5/17/2008

ENTRANHA 2 Rua Augusta...

O prédio que habito é vetusto, dizem-no mesmo Pombalino e, quer goste, quer não, nele vivem baratas. Baratas, pronto. Não no meu apartamento, é verdade, pois os quatro gatos que nele também moram não as tolerariam mas, no prédio, elas, as baratas, existem: nas traves mestras, nos buracos que ninguém vê, nas saias dos fantasmas. Baratas, insectos enormes, negros e que, sujeitos à repentina luz correm desabrigados sem que se adivinhe se em frente, se para os lados ou ascendem às nuvens, tal a rapidez da descolagem. Baratas voadoras, terror absoluto dos que as admiram – pela sua proverbial resistência – mas não as querem para companhia.
Isto a propósito da barata, a do terceiro andar.

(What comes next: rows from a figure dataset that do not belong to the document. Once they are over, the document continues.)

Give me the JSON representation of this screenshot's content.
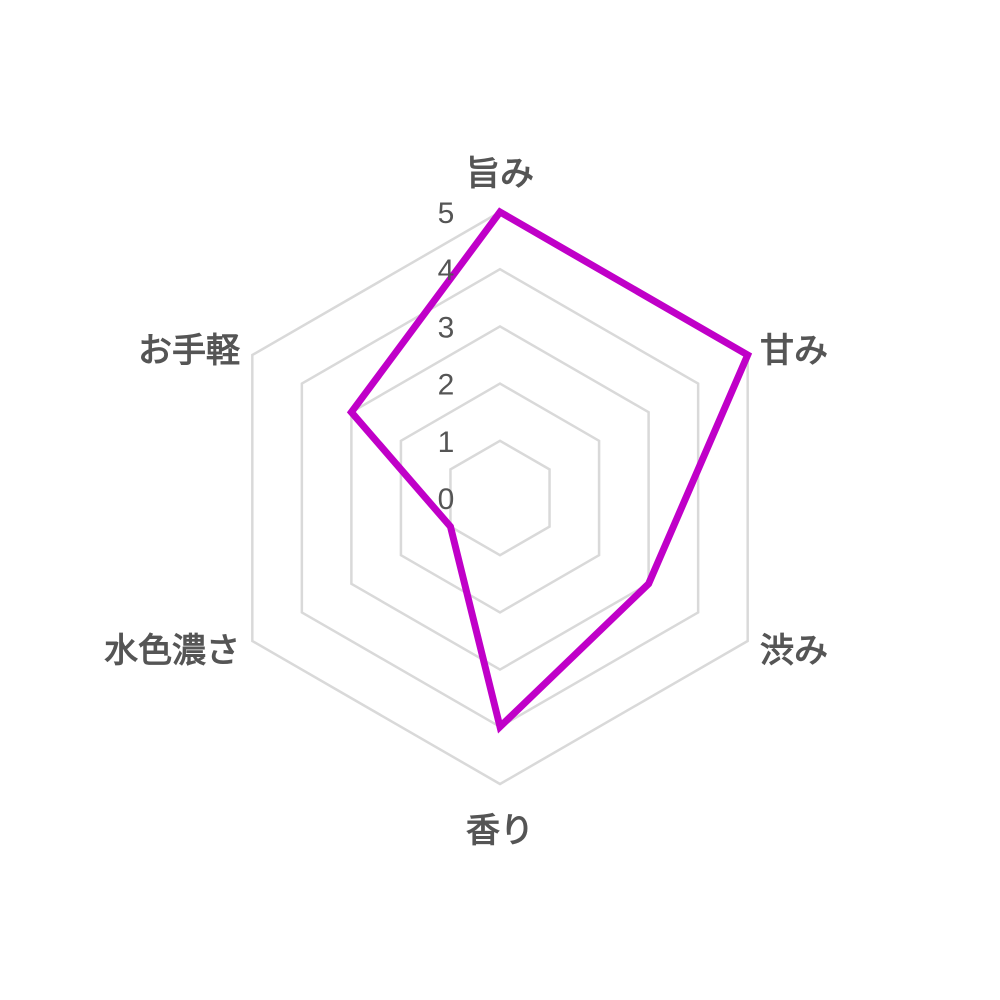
{
  "chart_data": {
    "type": "radar",
    "categories": [
      "旨み",
      "甘み",
      "渋み",
      "香り",
      "水色濃さ",
      "お手軽"
    ],
    "values": [
      5,
      5,
      3,
      4,
      1,
      3
    ],
    "rlim": [
      0,
      5
    ],
    "ticks": [
      "0",
      "1",
      "2",
      "3",
      "4",
      "5"
    ],
    "grid": true,
    "legend": "none",
    "colors": {
      "series": "#c000c8",
      "grid": "#d9d9d9",
      "text": "#555555"
    }
  }
}
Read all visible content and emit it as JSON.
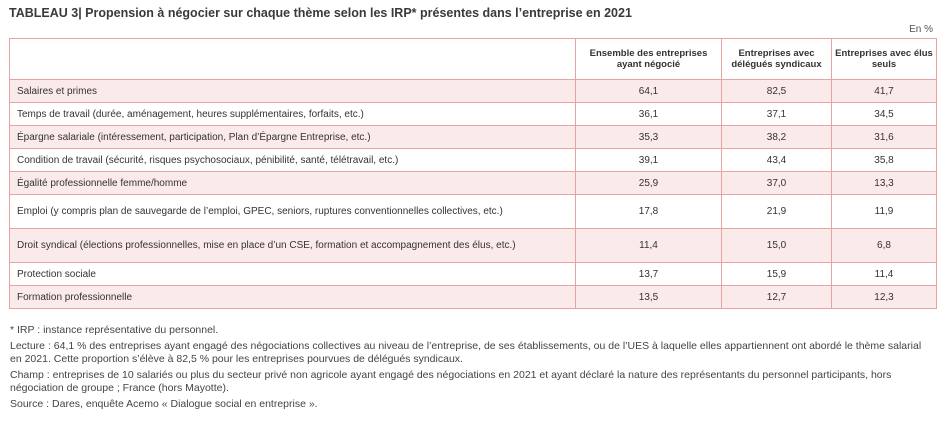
{
  "title": "TABLEAU 3| Propension à négocier sur chaque thème selon les IRP* présentes dans l’entreprise en 2021",
  "unit": "En %",
  "headers": [
    "",
    "Ensemble des entreprises ayant négocié",
    "Entreprises avec délégués syndicaux",
    "Entreprises avec élus seuls"
  ],
  "rows": [
    {
      "label": "Salaires et primes",
      "values": [
        "64,1",
        "82,5",
        "41,7"
      ]
    },
    {
      "label": "Temps de travail (durée, aménagement, heures supplémentaires, forfaits, etc.)",
      "values": [
        "36,1",
        "37,1",
        "34,5"
      ]
    },
    {
      "label": "Épargne salariale (intéressement, participation, Plan d’Épargne Entreprise, etc.)",
      "values": [
        "35,3",
        "38,2",
        "31,6"
      ]
    },
    {
      "label": "Condition de travail (sécurité, risques psychosociaux, pénibilité, santé, télétravail, etc.)",
      "values": [
        "39,1",
        "43,4",
        "35,8"
      ]
    },
    {
      "label": "Égalité professionnelle femme/homme",
      "values": [
        "25,9",
        "37,0",
        "13,3"
      ]
    },
    {
      "label": "Emploi (y compris plan de sauvegarde de l’emploi, GPEC, seniors, ruptures conventionnelles collectives, etc.)",
      "values": [
        "17,8",
        "21,9",
        "11,9"
      ]
    },
    {
      "label": "Droit syndical (élections professionnelles, mise en place d’un CSE, formation et accompagnement des élus, etc.)",
      "values": [
        "11,4",
        "15,0",
        "6,8"
      ]
    },
    {
      "label": "Protection sociale",
      "values": [
        "13,7",
        "15,9",
        "11,4"
      ]
    },
    {
      "label": "Formation professionnelle",
      "values": [
        "13,5",
        "12,7",
        "12,3"
      ]
    }
  ],
  "notes": {
    "irp": "* IRP : instance représentative du personnel.",
    "lecture": "Lecture : 64,1 % des entreprises ayant engagé des négociations collectives au niveau de l’entreprise, de ses établissements, ou de l’UES à laquelle elles appartiennent ont abordé le thème salarial en 2021. Cette proportion s’élève à 82,5 % pour les entreprises pourvues de délégués syndicaux.",
    "champ": "Champ : entreprises de 10 salariés ou plus du secteur privé non agricole ayant engagé des négociations en 2021 et ayant déclaré la nature des représentants du personnel participants, hors négociation de groupe ; France (hors Mayotte).",
    "source": "Source : Dares, enquête Acemo « Dialogue social en entreprise »."
  }
}
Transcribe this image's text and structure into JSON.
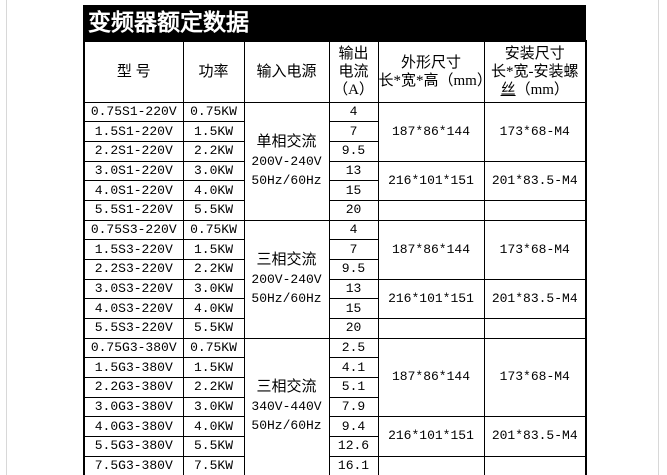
{
  "page": {
    "title": "变频器额定数据"
  },
  "colors": {
    "title_bar_background": "#000000",
    "title_text": "#ffffff",
    "table_border": "#000000",
    "cell_text": "#000000",
    "page_edge_line": "#d8d8d8",
    "page_background": "#ffffff"
  },
  "table": {
    "headers": {
      "model": "型 号",
      "power": "功率",
      "input_power": "输入电源",
      "output_current_lines": [
        "输出",
        "电流",
        "（A）"
      ],
      "outline_dim_lines": [
        "外形尺寸",
        "长*宽*高（mm）"
      ],
      "mount_dim_lines": [
        "安装尺寸",
        "长*宽-安装螺"
      ],
      "mount_dim_line3_underlined": "丝",
      "mount_dim_line3_rest": "（mm）"
    },
    "groups": [
      {
        "input_power_lines": [
          "单相交流",
          "200V-240V",
          "50Hz/60Hz"
        ],
        "rows": [
          {
            "model": "0.75S1-220V",
            "power": "0.75KW",
            "current": "4"
          },
          {
            "model": "1.5S1-220V",
            "power": "1.5KW",
            "current": "7"
          },
          {
            "model": "2.2S1-220V",
            "power": "2.2KW",
            "current": "9.5"
          },
          {
            "model": "3.0S1-220V",
            "power": "3.0KW",
            "current": "13"
          },
          {
            "model": "4.0S1-220V",
            "power": "4.0KW",
            "current": "15"
          },
          {
            "model": "5.5S1-220V",
            "power": "5.5KW",
            "current": "20"
          }
        ],
        "dimension_blocks": [
          {
            "row_span": 3,
            "outline": "187*86*144",
            "mounting": "173*68-M4"
          },
          {
            "row_span": 2,
            "outline": "216*101*151",
            "mounting": "201*83.5-M4"
          },
          {
            "row_span": 1,
            "outline": "",
            "mounting": ""
          }
        ]
      },
      {
        "input_power_lines": [
          "三相交流",
          "200V-240V",
          "50Hz/60Hz"
        ],
        "rows": [
          {
            "model": "0.75S3-220V",
            "power": "0.75KW",
            "current": "4"
          },
          {
            "model": "1.5S3-220V",
            "power": "1.5KW",
            "current": "7"
          },
          {
            "model": "2.2S3-220V",
            "power": "2.2KW",
            "current": "9.5"
          },
          {
            "model": "3.0S3-220V",
            "power": "3.0KW",
            "current": "13"
          },
          {
            "model": "4.0S3-220V",
            "power": "4.0KW",
            "current": "15"
          },
          {
            "model": "5.5S3-220V",
            "power": "5.5KW",
            "current": "20"
          }
        ],
        "dimension_blocks": [
          {
            "row_span": 3,
            "outline": "187*86*144",
            "mounting": "173*68-M4"
          },
          {
            "row_span": 2,
            "outline": "216*101*151",
            "mounting": "201*83.5-M4"
          },
          {
            "row_span": 1,
            "outline": "",
            "mounting": ""
          }
        ]
      },
      {
        "input_power_lines": [
          "三相交流",
          "340V-440V",
          "50Hz/60Hz"
        ],
        "rows": [
          {
            "model": "0.75G3-380V",
            "power": "0.75KW",
            "current": "2.5"
          },
          {
            "model": "1.5G3-380V",
            "power": "1.5KW",
            "current": "4.1"
          },
          {
            "model": "2.2G3-380V",
            "power": "2.2KW",
            "current": "5.1"
          },
          {
            "model": "3.0G3-380V",
            "power": "3.0KW",
            "current": "7.9"
          },
          {
            "model": "4.0G3-380V",
            "power": "4.0KW",
            "current": "9.4"
          },
          {
            "model": "5.5G3-380V",
            "power": "5.5KW",
            "current": "12.6"
          },
          {
            "model": "7.5G3-380V",
            "power": "7.5KW",
            "current": "16.1"
          }
        ],
        "dimension_blocks": [
          {
            "row_span": 4,
            "outline": "187*86*144",
            "mounting": "173*68-M4"
          },
          {
            "row_span": 2,
            "outline": "216*101*151",
            "mounting": "201*83.5-M4"
          },
          {
            "row_span": 1,
            "outline": "",
            "mounting": ""
          }
        ]
      }
    ]
  }
}
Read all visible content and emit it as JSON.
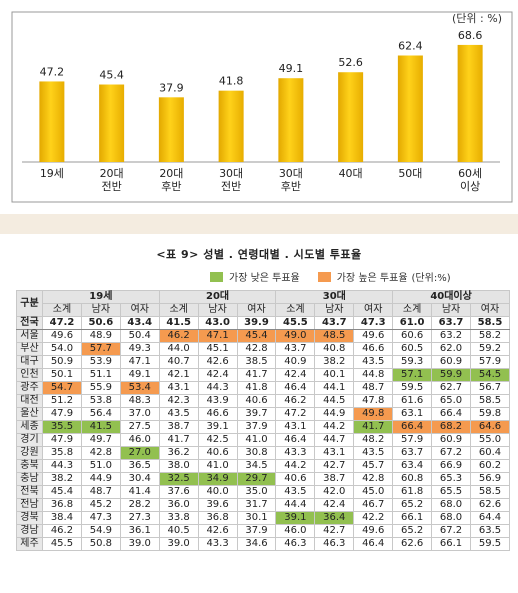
{
  "chart_data": {
    "type": "bar",
    "unit": "(단위 : %)",
    "categories": [
      "19세",
      "20대\n전반",
      "20대\n후반",
      "30대\n전반",
      "30대\n후반",
      "40대",
      "50대",
      "60세\n이상"
    ],
    "values": [
      47.2,
      45.4,
      37.9,
      41.8,
      49.1,
      52.6,
      62.4,
      68.6
    ],
    "ylim": [
      0,
      75
    ],
    "color": "#f5c000"
  },
  "table": {
    "title": "<표 9> 성별 . 연령대별 . 시도별 투표율",
    "legend_low": "가장 낮은 투표율",
    "legend_high": "가장 높은 투표율",
    "unit": "(단위:%)",
    "header_region": "구분",
    "groups": [
      "19세",
      "20대",
      "30대",
      "40대이상"
    ],
    "subs": [
      "소계",
      "남자",
      "여자"
    ],
    "rows": [
      {
        "region": "전국",
        "values": [
          "47.2",
          "50.6",
          "43.4",
          "41.5",
          "43.0",
          "39.9",
          "45.5",
          "43.7",
          "47.3",
          "61.0",
          "63.7",
          "58.5"
        ],
        "hl": "............",
        "total": true
      },
      {
        "region": "서울",
        "values": [
          "49.6",
          "48.9",
          "50.4",
          "46.2",
          "47.1",
          "45.4",
          "49.0",
          "48.5",
          "49.6",
          "60.6",
          "63.2",
          "58.2"
        ],
        "hl": "...HHHHH...."
      },
      {
        "region": "부산",
        "values": [
          "54.0",
          "57.7",
          "49.3",
          "44.0",
          "45.1",
          "42.8",
          "43.7",
          "40.8",
          "46.6",
          "60.5",
          "62.0",
          "59.2"
        ],
        "hl": ".H.........."
      },
      {
        "region": "대구",
        "values": [
          "50.9",
          "53.9",
          "47.1",
          "40.7",
          "42.6",
          "38.5",
          "40.9",
          "38.2",
          "43.5",
          "59.3",
          "60.9",
          "57.9"
        ],
        "hl": "............"
      },
      {
        "region": "인천",
        "values": [
          "50.1",
          "51.1",
          "49.1",
          "42.1",
          "42.4",
          "41.7",
          "42.4",
          "40.1",
          "44.8",
          "57.1",
          "59.9",
          "54.5"
        ],
        "hl": ".........LLL"
      },
      {
        "region": "광주",
        "values": [
          "54.7",
          "55.9",
          "53.4",
          "43.1",
          "44.3",
          "41.8",
          "46.4",
          "44.1",
          "48.7",
          "59.5",
          "62.7",
          "56.7"
        ],
        "hl": "H.H........."
      },
      {
        "region": "대전",
        "values": [
          "51.2",
          "53.8",
          "48.3",
          "42.3",
          "43.9",
          "40.6",
          "46.2",
          "44.5",
          "47.8",
          "61.6",
          "65.0",
          "58.5"
        ],
        "hl": "............"
      },
      {
        "region": "울산",
        "values": [
          "47.9",
          "56.4",
          "37.0",
          "43.5",
          "46.6",
          "39.7",
          "47.2",
          "44.9",
          "49.8",
          "63.1",
          "66.4",
          "59.8"
        ],
        "hl": "........H..."
      },
      {
        "region": "세종",
        "values": [
          "35.5",
          "41.5",
          "27.5",
          "38.7",
          "39.1",
          "37.9",
          "43.1",
          "44.2",
          "41.7",
          "66.4",
          "68.2",
          "64.6"
        ],
        "hl": "LL......LHHH"
      },
      {
        "region": "경기",
        "values": [
          "47.9",
          "49.7",
          "46.0",
          "41.7",
          "42.5",
          "41.0",
          "46.4",
          "44.7",
          "48.2",
          "57.9",
          "60.9",
          "55.0"
        ],
        "hl": "............"
      },
      {
        "region": "강원",
        "values": [
          "35.8",
          "42.8",
          "27.0",
          "36.2",
          "40.6",
          "30.8",
          "43.3",
          "43.1",
          "43.5",
          "63.7",
          "67.2",
          "60.4"
        ],
        "hl": "..L........."
      },
      {
        "region": "충북",
        "values": [
          "44.3",
          "51.0",
          "36.5",
          "38.0",
          "41.0",
          "34.5",
          "44.2",
          "42.7",
          "45.7",
          "63.4",
          "66.9",
          "60.2"
        ],
        "hl": "............"
      },
      {
        "region": "충남",
        "values": [
          "38.2",
          "44.9",
          "30.4",
          "32.5",
          "34.9",
          "29.7",
          "40.6",
          "38.7",
          "42.8",
          "60.8",
          "65.3",
          "56.9"
        ],
        "hl": "...LLL......"
      },
      {
        "region": "전북",
        "values": [
          "45.4",
          "48.7",
          "41.4",
          "37.6",
          "40.0",
          "35.0",
          "43.5",
          "42.0",
          "45.0",
          "61.8",
          "65.5",
          "58.5"
        ],
        "hl": "............"
      },
      {
        "region": "전남",
        "values": [
          "36.8",
          "45.2",
          "28.2",
          "36.0",
          "39.6",
          "31.7",
          "44.4",
          "42.4",
          "46.7",
          "65.2",
          "68.0",
          "62.6"
        ],
        "hl": "............"
      },
      {
        "region": "경북",
        "values": [
          "38.4",
          "47.3",
          "27.3",
          "33.8",
          "36.8",
          "30.1",
          "39.1",
          "36.4",
          "42.2",
          "66.1",
          "68.0",
          "64.4"
        ],
        "hl": "......LL...."
      },
      {
        "region": "경남",
        "values": [
          "46.2",
          "54.9",
          "36.1",
          "40.5",
          "42.6",
          "37.9",
          "46.0",
          "42.7",
          "49.6",
          "65.2",
          "67.2",
          "63.5"
        ],
        "hl": "............"
      },
      {
        "region": "제주",
        "values": [
          "45.5",
          "50.8",
          "39.0",
          "39.0",
          "43.3",
          "34.6",
          "46.3",
          "46.3",
          "46.4",
          "62.6",
          "66.1",
          "59.5"
        ],
        "hl": "............"
      }
    ]
  }
}
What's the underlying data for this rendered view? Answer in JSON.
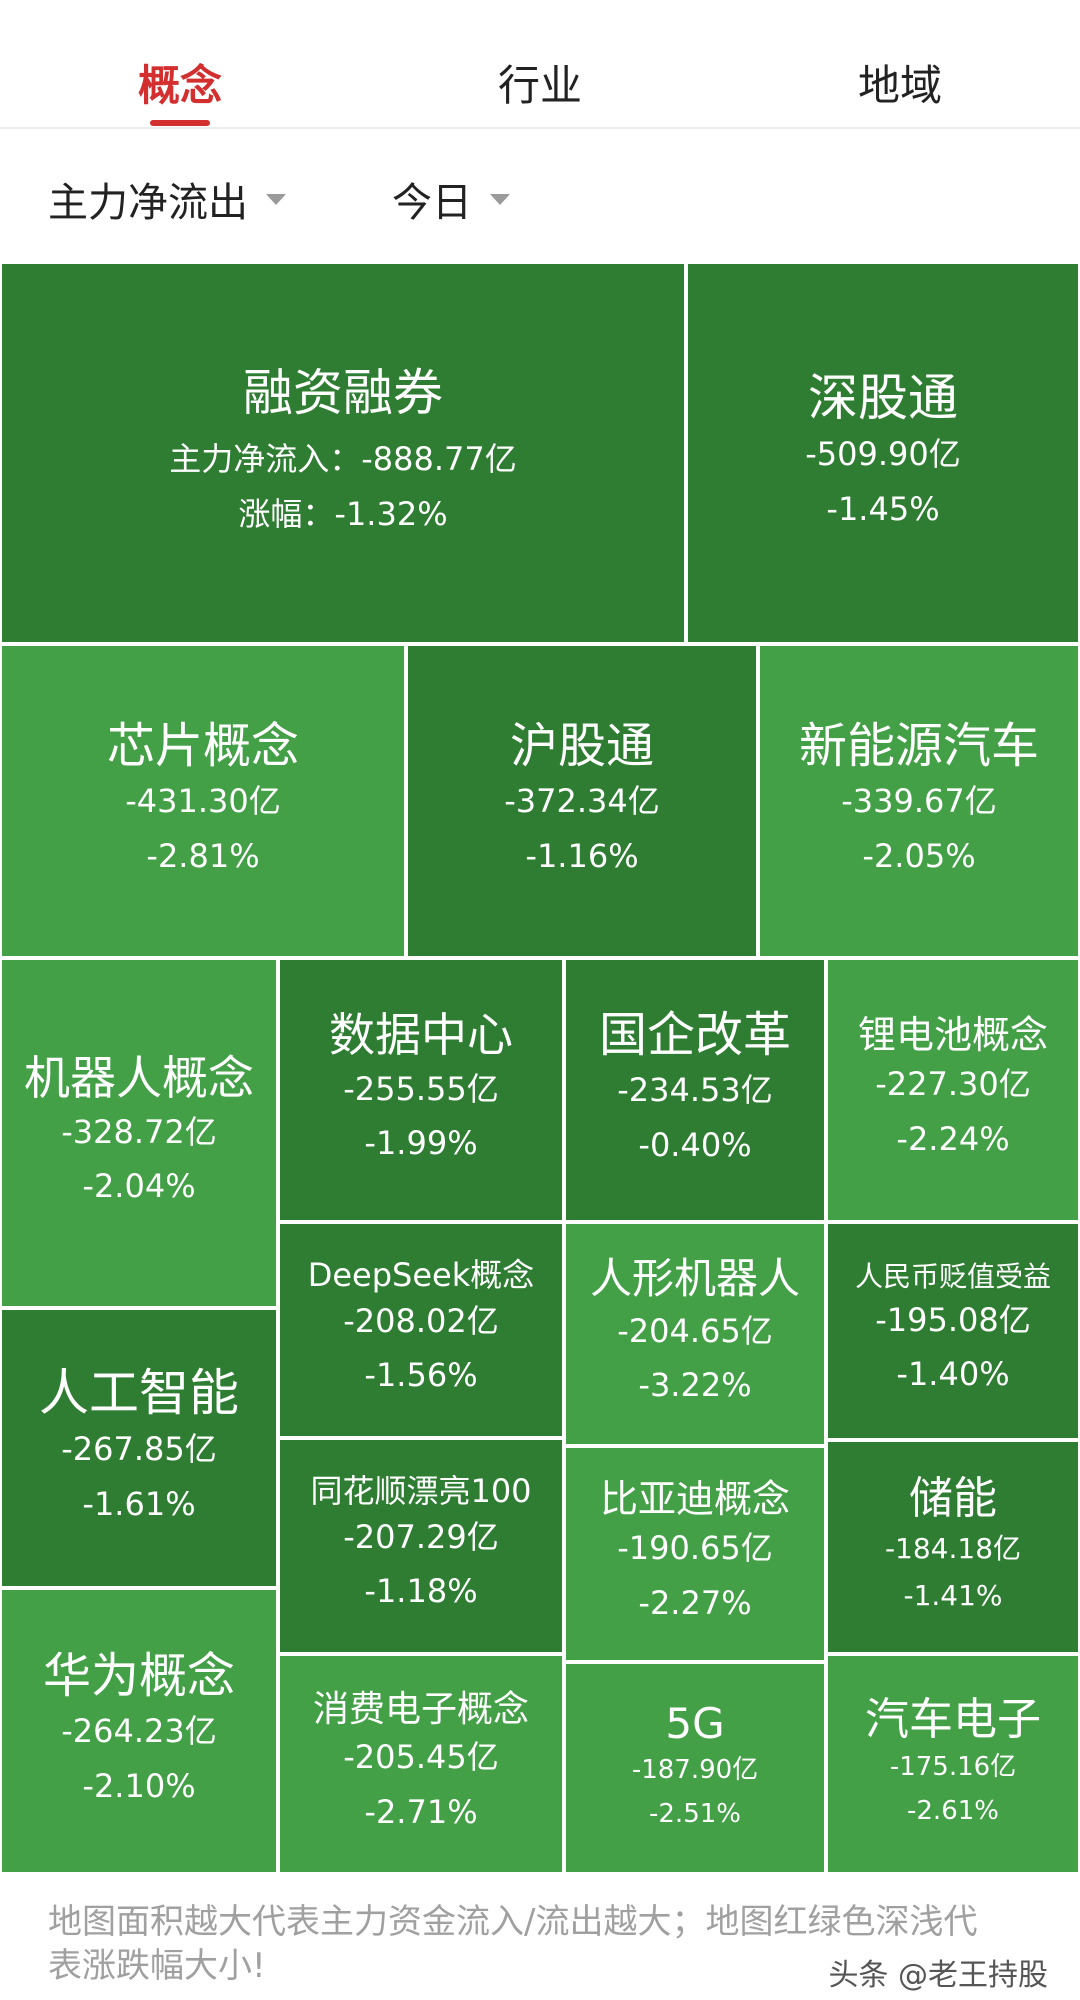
{
  "tabs": [
    {
      "label": "概念",
      "active": true
    },
    {
      "label": "行业",
      "active": false
    },
    {
      "label": "地域",
      "active": false
    }
  ],
  "filters": {
    "metric": "主力净流出",
    "period": "今日"
  },
  "treemap": [
    {
      "name": "融资融券",
      "value_label": "主力净流入：",
      "value": "-888.77亿",
      "pct_label": "涨幅：",
      "pct": "-1.32%",
      "shade": "dark"
    },
    {
      "name": "深股通",
      "value": "-509.90亿",
      "pct": "-1.45%",
      "shade": "dark"
    },
    {
      "name": "芯片概念",
      "value": "-431.30亿",
      "pct": "-2.81%",
      "shade": "light"
    },
    {
      "name": "沪股通",
      "value": "-372.34亿",
      "pct": "-1.16%",
      "shade": "dark"
    },
    {
      "name": "新能源汽车",
      "value": "-339.67亿",
      "pct": "-2.05%",
      "shade": "light"
    },
    {
      "name": "机器人概念",
      "value": "-328.72亿",
      "pct": "-2.04%",
      "shade": "light"
    },
    {
      "name": "数据中心",
      "value": "-255.55亿",
      "pct": "-1.99%",
      "shade": "dark"
    },
    {
      "name": "国企改革",
      "value": "-234.53亿",
      "pct": "-0.40%",
      "shade": "dark"
    },
    {
      "name": "锂电池概念",
      "value": "-227.30亿",
      "pct": "-2.24%",
      "shade": "light"
    },
    {
      "name": "人工智能",
      "value": "-267.85亿",
      "pct": "-1.61%",
      "shade": "dark"
    },
    {
      "name": "DeepSeek概念",
      "value": "-208.02亿",
      "pct": "-1.56%",
      "shade": "dark"
    },
    {
      "name": "人形机器人",
      "value": "-204.65亿",
      "pct": "-3.22%",
      "shade": "light"
    },
    {
      "name": "人民币贬值受益",
      "value": "-195.08亿",
      "pct": "-1.40%",
      "shade": "dark"
    },
    {
      "name": "同花顺漂亮100",
      "value": "-207.29亿",
      "pct": "-1.18%",
      "shade": "dark"
    },
    {
      "name": "比亚迪概念",
      "value": "-190.65亿",
      "pct": "-2.27%",
      "shade": "light"
    },
    {
      "name": "储能",
      "value": "-184.18亿",
      "pct": "-1.41%",
      "shade": "dark"
    },
    {
      "name": "华为概念",
      "value": "-264.23亿",
      "pct": "-2.10%",
      "shade": "light"
    },
    {
      "name": "消费电子概念",
      "value": "-205.45亿",
      "pct": "-2.71%",
      "shade": "light"
    },
    {
      "name": "5G",
      "value": "-187.90亿",
      "pct": "-2.51%",
      "shade": "light"
    },
    {
      "name": "汽车电子",
      "value": "-175.16亿",
      "pct": "-2.61%",
      "shade": "light"
    }
  ],
  "footer": "地图面积越大代表主力资金流入/流出越大；地图红绿色深浅代表涨跌幅大小!",
  "watermark": "头条 @老王持股",
  "colors": {
    "active_tab": "#d32f2f",
    "tile_dark": "#2e7d32",
    "tile_light": "#43a047"
  }
}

Não, não era uma barata, não pertencia à espécie vulgar das baratas, não possuía os mesmos interesses que as demais nem idêntico "pedigree".
Não.
O que vi, deslocando-se lenta e majestosa, pesada e solene, nem era uma rainha das baratas mas apenas a imperatriz negra do império do baratedo.
Velha, gasta, gigantesca – perdão, grandiosa – arrastava com a solenidade das ocasiões únicas o seu negro corpo – coberto por especial manto? - no tapete cinza do terceiro direito. E só. Sim, face a tal sumidade, o que mais admirava era a sua solidão no deserto do patamar. Sua real imperabarateza saia, sem guarda-costas nem segurança. Assim E lá ia, pernas para a frente, pernas para trás e eu, crente que não olha de frente o deus que o agracia, desviei pudico o olhar, tímido na sua presença, enquanto ela porventura perneava para o amante, escondido algures no tapete vizinho e sequioso daquele chegada. Um general barato? Ou magala bafejado pela baraturura imperial, como outrora – consta – os militares de Catarina, a russa?
Desci a escada no maior silêncio, metido nos meus descaídos passos, eu, um mero inquilino do quinto esquerdo.